La totale indifférence à l’égard de la dignité humaine, la violation la plus éhontée des droits de l’homme, l’utilisation d’un langage bureaucratique effrayant pour dissimuler des crimes encore plus effrayants – tout cela empeste les années 1930. La démocratie bourgeoise en Europe se désintègre, de plus en plus remplacée par des formes de gouvernance dictatoriales.

Ce qui est vrai par rapport à l’Allemagne, avec sa prétendue « culture d’accueil » présidée par « Mutti » Angela Merkel, l’est aussi pour le monde entier. En Italie, le gouvernement néo-fasciste de Matteo Salvini procède à un recensement des Roms préparant les rafler en masse. Aux États-Unis, les enfants immigrants sont séparés de leurs parents et renfermés dans des cages. En Grèce, sous le gouvernement Syriza de « gauche radicale », des réfugiés de toute l’Europe sont rassemblés dans des camps d’internement de masse.

Partout dans le monde, la même saleté et putréfaction, la même puanteur de la criminalité, se dégagent des pores de chaque État-nation capitaliste. Le massacre israélien de centaines de manifestants palestiniens non armés est ouvertement défendu, et le massacre de centaines de milliers de civils yéménites par l’Arabie saoudite, soutenu par les États-Unis, est simplement ignoré.

Les classes dirigeantes, selon les termes de Léon Trotsky dans les années 1930, transforment le monde en une « prison immonde ».

Ces politiques criminelles des partis capitalistes contrastent fortement avec les sentiments humains des travailleurs et des jeunes du monde entier.
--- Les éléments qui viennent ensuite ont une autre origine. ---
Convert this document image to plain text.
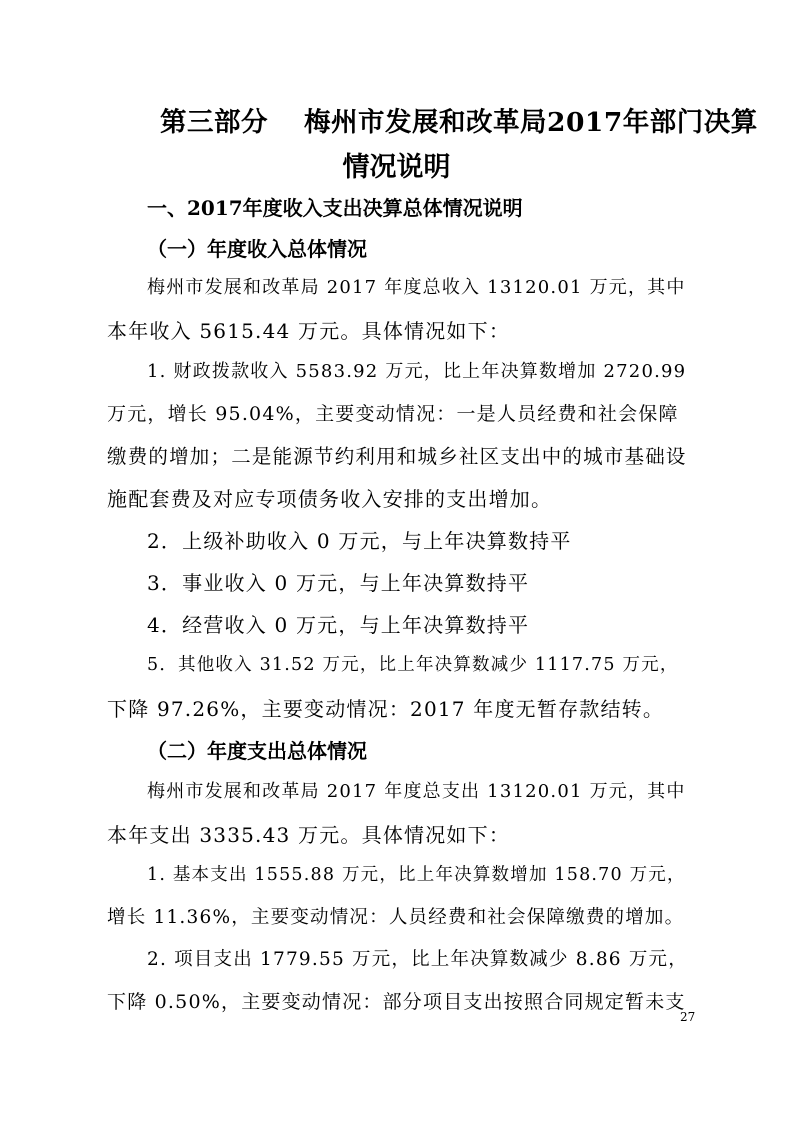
第三部分 梅州市发展和改革局2017年部门决算
情况说明
一、2017年度收入支出决算总体情况说明
（一）年度收入总体情况
梅州市发展和改革局 2017 年度总收入 13120.01 万元，其中
本年收入 5615.44 万元。具体情况如下：
1. 财政拨款收入 5583.92 万元，比上年决算数增加 2720.99
万元，增长 95.04%，主要变动情况：一是人员经费和社会保障
缴费的增加；二是能源节约利用和城乡社区支出中的城市基础设
施配套费及对应专项债务收入安排的支出增加。
2．上级补助收入 0 万元，与上年决算数持平
3．事业收入 0 万元，与上年决算数持平
4．经营收入 0 万元，与上年决算数持平
5．其他收入 31.52 万元，比上年决算数减少 1117.75 万元，
下降 97.26%，主要变动情况：2017 年度无暂存款结转。
（二）年度支出总体情况
梅州市发展和改革局 2017 年度总支出 13120.01 万元，其中
本年支出 3335.43 万元。具体情况如下：
1. 基本支出 1555.88 万元，比上年决算数增加 158.70 万元，
增长 11.36%，主要变动情况：人员经费和社会保障缴费的增加。
2. 项目支出 1779.55 万元，比上年决算数减少 8.86 万元，
下降 0.50%，主要变动情况：部分项目支出按照合同规定暂未支
27
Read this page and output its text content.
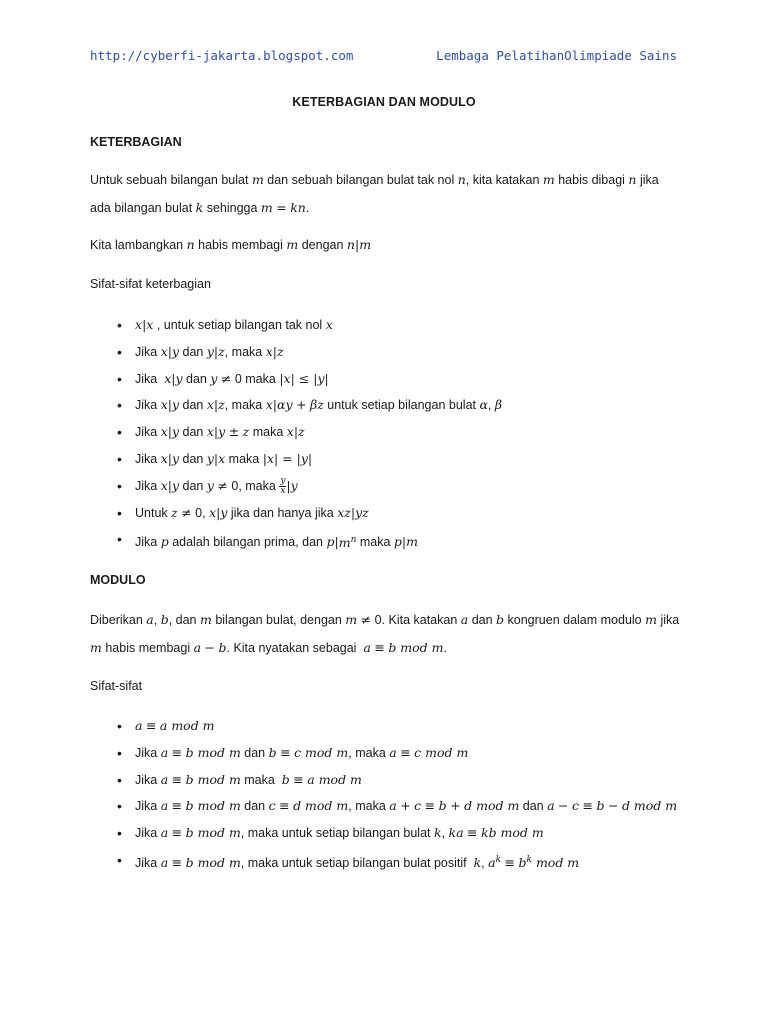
http://cyberfi-jakarta.blogspot.com	Lembaga PelatihanOlimpiade Sains
KETERBAGIAN DAN MODULO
KETERBAGIAN
Untuk sebuah bilangan bulat m dan sebuah bilangan bulat tak nol n, kita katakan m habis dibagi n jika ada bilangan bulat k sehingga m = kn.
Kita lambangkan n habis membagi m dengan n|m
Sifat-sifat keterbagian
• x|x , untuk setiap bilangan tak nol x
• Jika x|y dan y|z, maka x|z
• Jika  x|y dan y ≠ 0 maka |x| ≤ |y|
• Jika x|y dan x|z, maka x|αy + βz untuk setiap bilangan bulat α, β
• Jika x|y dan x|y ± z maka x|z
• Jika x|y dan y|x maka |x| = |y|
• Jika x|y dan y ≠ 0, maka $\frac{y}{x} |y$
• Untuk z ≠ 0, x|y jika dan hanya jika xz|yz
• Jika p adalah bilangan prima, dan $p|m^n$ maka p|m
MODULO
Diberikan a, b, dan m bilangan bulat, dengan m ≠ 0. Kita katakan a dan b kongruen dalam modulo m jika m habis membagi a − b. Kita nyatakan sebagai  a ≡ b mod m.
Sifat-sifat
• a ≡ a mod m
• Jika a ≡ b mod m dan b ≡ c mod m, maka a ≡ c mod m
• Jika a ≡ b mod m maka  b ≡ a mod m
• Jika a ≡ b mod m dan c ≡ d mod m, maka a + c ≡ b + d mod m dan a − c ≡ b − d mod m
• Jika a ≡ b mod m, maka untuk setiap bilangan bulat k, ka ≡ kb mod m
• Jika a ≡ b mod m, maka untuk setiap bilangan bulat positif  k, $a^k \equiv b^k$ mod m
L’adoption par la Grande Coalition de la même politique que les fascistes en ce qui concerne les réfugiés a été accueillie dimanche par des manifestations de dizaines de milliers de gens dans toute l’Allemagne, alors que des centaines de milliers de personnes ont participé à des manifestations aux États-Unis contre le traitement barbare des réfugiés par l’administration Trump.

Il s’agit maintenant de connecter les sentiments humains et démocratiques des travailleurs du monde entier avec un programme politique qui exprime leurs intérêts sociaux. La défense des immigrants et des réfugiés partout dans le monde doit être liée à l’opposition à la guerre, aux inégalités sociales, à la baisse des salaires et à l’assaut des programmes sociaux.
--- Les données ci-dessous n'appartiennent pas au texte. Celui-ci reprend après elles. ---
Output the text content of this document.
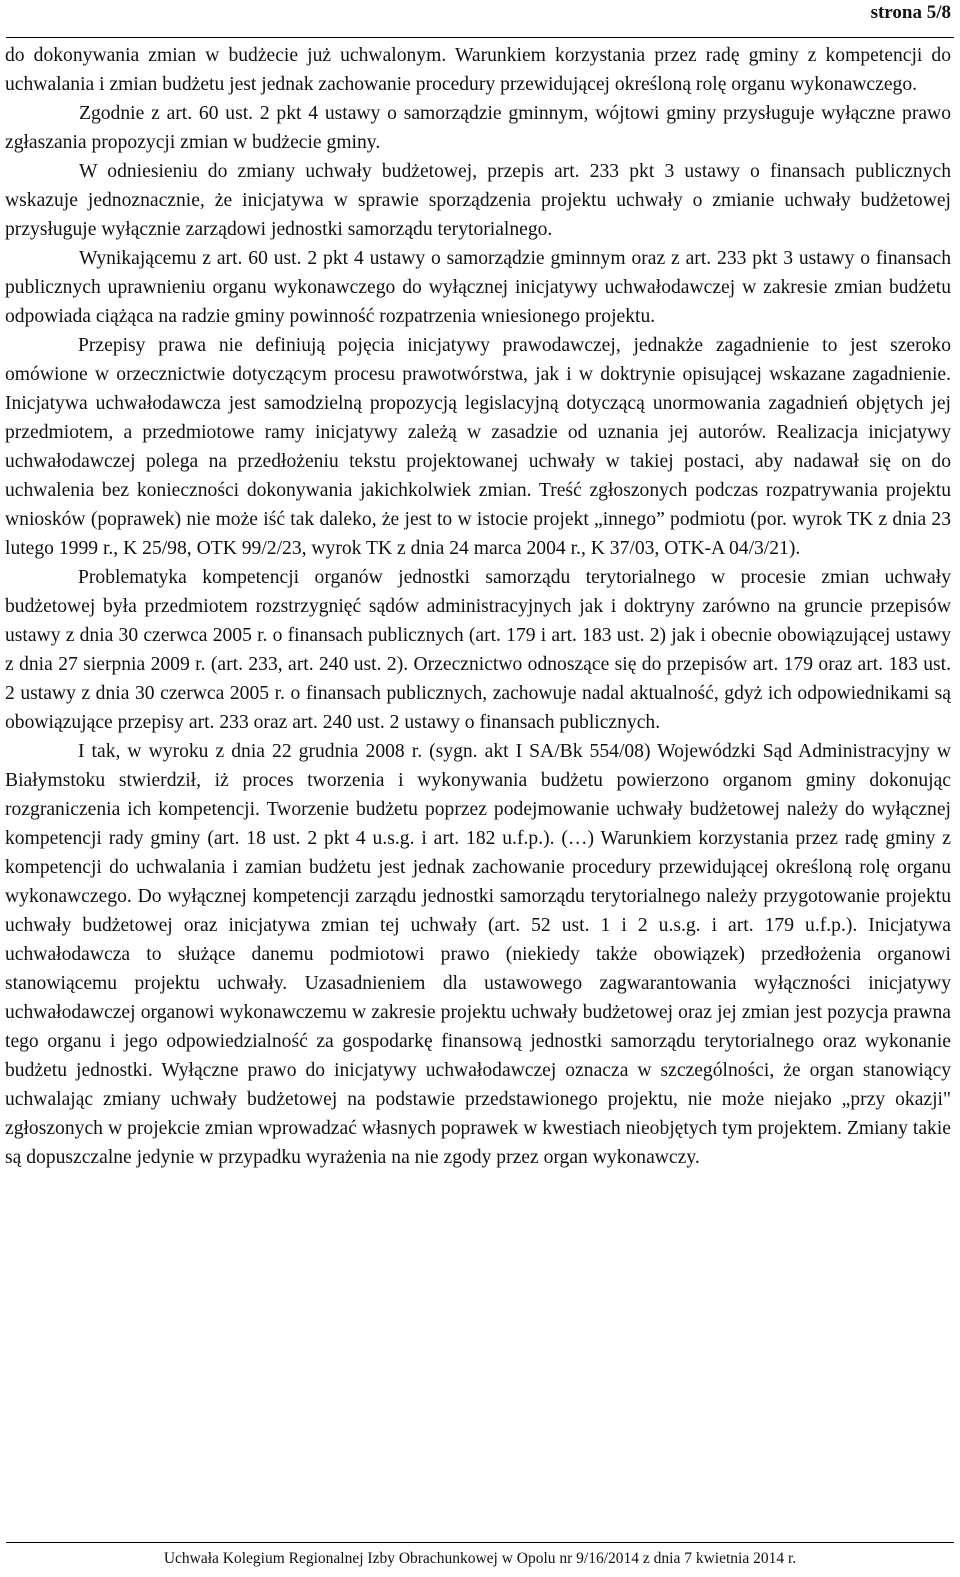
strona 5/8

do dokonywania zmian w budżecie już uchwalonym. Warunkiem korzystania przez radę gminy z kompetencji do uchwalania i zmian budżetu jest jednak zachowanie procedury przewidującej określoną rolę organu wykonawczego.

Zgodnie z art. 60 ust. 2 pkt 4 ustawy o samorządzie gminnym, wójtowi gminy przysługuje wyłączne prawo zgłaszania propozycji zmian w budżecie gminy.

W odniesieniu do zmiany uchwały budżetowej, przepis art. 233 pkt 3 ustawy o finansach publicznych wskazuje jednoznacznie, że inicjatywa w sprawie sporządzenia projektu uchwały o zmianie uchwały budżetowej przysługuje wyłącznie zarządowi jednostki samorządu terytorialnego.

Wynikającemu z art. 60 ust. 2 pkt 4 ustawy o samorządzie gminnym oraz z art. 233 pkt 3 ustawy o finansach publicznych uprawnieniu organu wykonawczego do wyłącznej inicjatywy uchwałodawczej w zakresie zmian budżetu odpowiada ciążąca na radzie gminy powinność rozpatrzenia wniesionego projektu.

Przepisy prawa nie definiują pojęcia inicjatywy prawodawczej, jednakże zagadnienie to jest szeroko omówione w orzecznictwie dotyczącym procesu prawotwórstwa, jak i w doktrynie opisującej wskazane zagadnienie. Inicjatywa uchwałodawcza jest samodzielną propozycją legislacyjną dotyczącą unormowania zagadnień objętych jej przedmiotem, a przedmiotowe ramy inicjatywy zależą w zasadzie od uznania jej autorów. Realizacja inicjatywy uchwałodawczej polega na przedłożeniu tekstu projektowanej uchwały w takiej postaci, aby nadawał się on do uchwalenia bez konieczności dokonywania jakichkolwiek zmian. Treść zgłoszonych podczas rozpatrywania projektu wniosków (poprawek) nie może iść tak daleko, że jest to w istocie projekt „innego” podmiotu (por. wyrok TK z dnia 23 lutego 1999 r., K 25/98, OTK 99/2/23, wyrok TK z dnia 24 marca 2004 r., K 37/03, OTK-A 04/3/21).

Problematyka kompetencji organów jednostki samorządu terytorialnego w procesie zmian uchwały budżetowej była przedmiotem rozstrzygnięć sądów administracyjnych jak i doktryny zarówno na gruncie przepisów ustawy z dnia 30 czerwca 2005 r. o finansach publicznych (art. 179 i art. 183 ust. 2) jak i obecnie obowiązującej ustawy z dnia 27 sierpnia 2009 r. (art. 233, art. 240 ust. 2). Orzecznictwo odnoszące się do przepisów art. 179 oraz art. 183 ust. 2 ustawy z dnia 30 czerwca 2005 r. o finansach publicznych, zachowuje nadal aktualność, gdyż ich odpowiednikami są obowiązujące przepisy art. 233 oraz art. 240 ust. 2 ustawy o finansach publicznych.

I tak, w wyroku z dnia 22 grudnia 2008 r. (sygn. akt I SA/Bk 554/08) Wojewódzki Sąd Administracyjny w Białymstoku stwierdził, iż proces tworzenia i wykonywania budżetu powierzono organom gminy dokonując rozgraniczenia ich kompetencji. Tworzenie budżetu poprzez podejmowanie uchwały budżetowej należy do wyłącznej kompetencji rady gminy (art. 18 ust. 2 pkt 4 u.s.g. i art. 182 u.f.p.). (…) Warunkiem korzystania przez radę gminy z kompetencji do uchwalania i zamian budżetu jest jednak zachowanie procedury przewidującej określoną rolę organu wykonawczego. Do wyłącznej kompetencji zarządu jednostki samorządu terytorialnego należy przygotowanie projektu uchwały budżetowej oraz inicjatywa zmian tej uchwały (art. 52 ust. 1 i 2 u.s.g. i art. 179 u.f.p.). Inicjatywa uchwałodawcza to służące danemu podmiotowi prawo (niekiedy także obowiązek) przedłożenia organowi stanowiącemu projektu uchwały. Uzasadnieniem dla ustawowego zagwarantowania wyłączności inicjatywy uchwałodawczej organowi wykonawczemu w zakresie projektu uchwały budżetowej oraz jej zmian jest pozycja prawna tego organu i jego odpowiedzialność za gospodarkę finansową jednostki samorządu terytorialnego oraz wykonanie budżetu jednostki. Wyłączne prawo do inicjatywy uchwałodawczej oznacza w szczególności, że organ stanowiący uchwalając zmiany uchwały budżetowej na podstawie przedstawionego projektu, nie może niejako „przy okazji" zgłoszonych w projekcie zmian wprowadzać własnych poprawek w kwestiach nieobjętych tym projektem. Zmiany takie są dopuszczalne jedynie w przypadku wyrażenia na nie zgody przez organ wykonawczy.

Uchwała Kolegium Regionalnej Izby Obrachunkowej w Opolu nr 9/16/2014 z dnia 7 kwietnia 2014 r.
Il y a quatre ans, le Sozialistische Gleichheitspartei (SGP – Parti de l’égalité socialiste), la section allemande du Comité international de la Quatrième Internationale, fut le premier à tirer l’alarme à propos de l’adoption par les partis de l’establishment de la politique néo-fasciste à travers la promotion officielle d’universitaires comme Jörg Baberowski, qui a déclaré que « Hitler n’était pas brutal ».

Maintenant, le SGP mène la lutte pour organiser la résistance à la Grande Coalition, gouvernement qui est soutenu par toute la gauche petite-bourgeoise, dans la lutte pour défendre les droits des réfugiés comme élément central du programme socialiste pour renverser le système capitaliste qui ramène l’humanité dans l’égout fasciste des années 1930.